Friedrich Engels, le cofondateur avec Karl Marx du socialisme scientifique, écrivait en 1845 dans «La condition de la classe ouvrière en Angleterre» qu’en raison de la «guerre sociale» de la bourgeoisie contre la classe ouvrière, «la maison de chacun est en état de siège». Il y décrivait l’«indifférence barbare» de la classe dirigeante face à la détresse de la population. Ces observations résument le programme de la classe dirigeante aujourd’hui.

Elle ne peut organiser et imposer cet assaut historique contre le niveau de vie que parce que c’est la politique convenue non seulement du gouvernement conservateur mais aussi de ses partenaires dans une coalition de fait, le Parti travailliste et les syndicats.

Le Parti travailliste se présente désormais comme le parti de la «faible imposition». Sir Keir Starmer déclara en novembre à la Confédération de l’industrie britannique qu’il représentait le « parti des entreprises … Nous ne pensons vraiment pas que la solution à tous les problèmes soit de les régler avec de l’argent». Conformément à cet engagement, Starmer demande seulement aux Tories (conservateurs) de mettre en œuvre une «taxe exceptionnelle» sur les producteurs de pétrole et de gaz de la mer du Nord «afin de réduire ces factures d’énergie jusqu’à 600  livres pour ceux qui en ont le plus besoin.» Il a souligné qu’il s’agirait d’une taxe «ponctuelle» pour «faire face à la crise immédiate».

La proposition de Starmer ne vise qu’à dissimuler le fait que les travailleurs sont appauvris par des entreprises qui se remplissent les poches en profitant de la tuerie en Ukraine, dû à la hausse des prix mondiaux du carburant. Les résultats de production d’Exxon Mobil au premier trimestre, par exemple, devraient atteindre un record trimestriel de sept ans, ses bénéfices d’exploitation atteignant 9,3  milliards de dollars. Cela, alors que le Centre de recherche sur l’économie et les affaires mettait en garde contre quatre années supplémentaires de factures énergétiques massives, jusqu’en 2026, en raison d’une guerre délibérément provoquée par l’OTAN, les coûts énergétiques des ménages étant susceptibles d’atteindre 400  livres pour un seul mois l’hiver prochain.
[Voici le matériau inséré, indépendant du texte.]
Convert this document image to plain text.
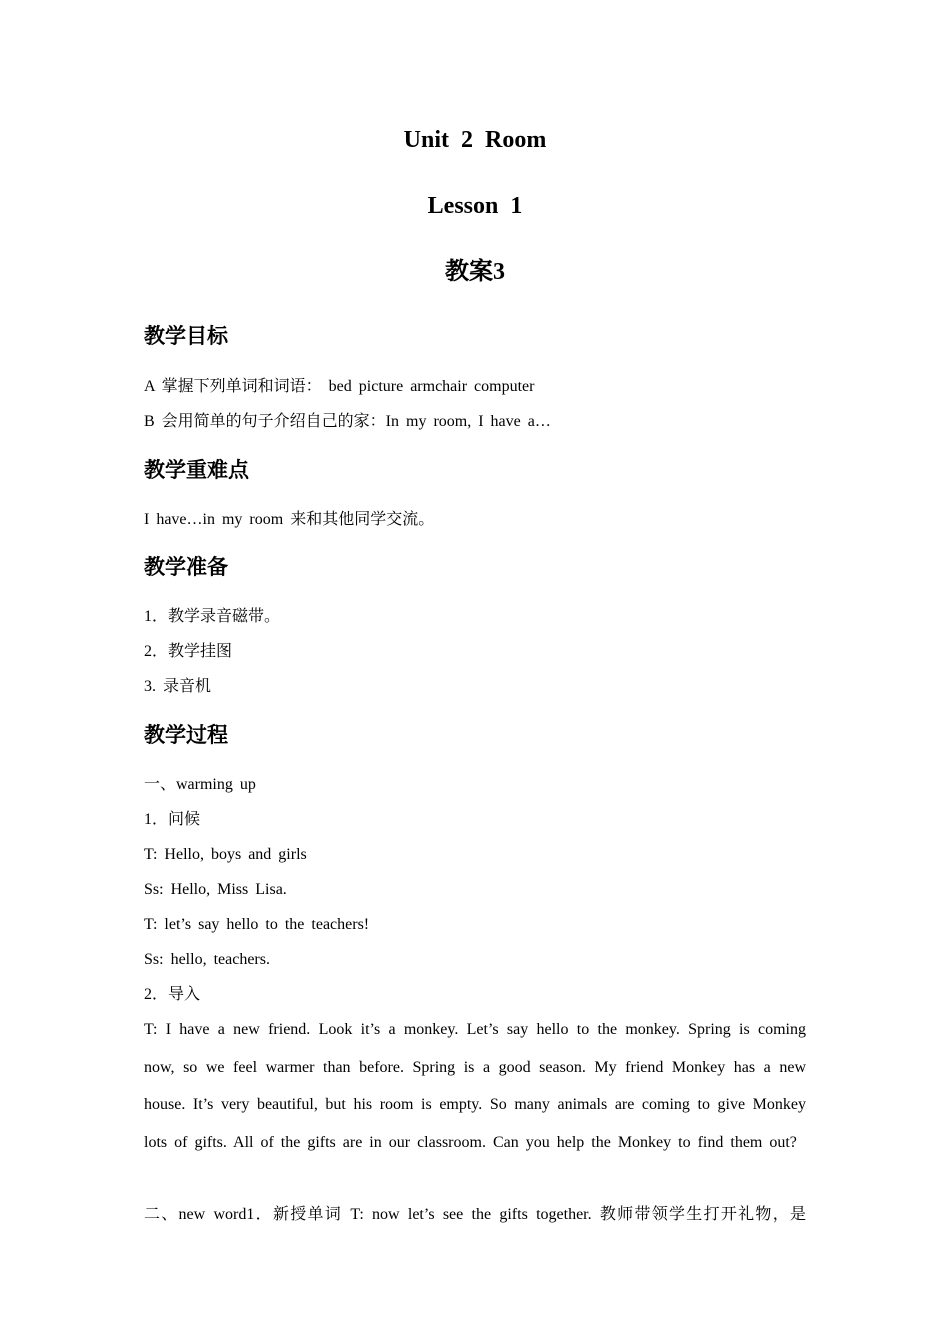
Unit 2 Room
Lesson 1
教案3
教学目标
A 掌握下列单词和词语： bed picture armchair computer
B 会用简单的句子介绍自己的家：In my room, I have a…
教学重难点
I have…in my room 来和其他同学交流。
教学准备
1．教学录音磁带。
2．教学挂图
3. 录音机
教学过程
一、warming up
1．问候
T: Hello, boys and girls
Ss: Hello, Miss Lisa.
T: let’s say hello to the teachers!
Ss: hello, teachers.
2．导入
T: I have a new friend. Look it’s a monkey. Let’s say hello to the monkey. Spring is coming now, so we feel warmer than before. Spring is a good season. My friend Monkey has a new house. It’s very beautiful, but his room is empty. So many animals are coming to give Monkey lots of gifts. All of the gifts are in our classroom. Can you help the Monkey to find them out?
二、new word1．新授单词 T: now let’s see the gifts together. 教师带领学生打开礼物，是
Dans cette situation désespérée pour les travailleurs, que propose le chef encore reconnu de la «gauche» travailliste? L’ancien chef du parti, Jeremy Corbyn, a pris la parole samedi lors d’une minuscule manifestation organisée par l’Assemblée du peuple devant Downing Street. Il a proposé comme solution un «plafonnement des prix des factures de gaz et d’électricité et l’appropriation publique des entreprises énergétiques» – une politique qui est une abomination tant pour son propre parti que pour le Parti conservateur.

La seule façon pour les travailleurs de s’opposer à la décimation de leur niveau de vie est de mener une lutte déterminée contre le gouvernement conservateur et les employeurs – en rejetant toutes les exigences de «sacrifices» pour permettre à la classe dirigeante de mener la guerre impérialiste à l’extérieur et la guerre de classe à l’intérieur. Cela signifie qu’il faut se libérer de l’emprise des syndicats qui répondent à chaque attaque du patronat et à chaque riposte des travailleurs par une abjecte capitulation, comme ils en ont une fois de plus fait la démonstration cette semaine chez P&O ferries.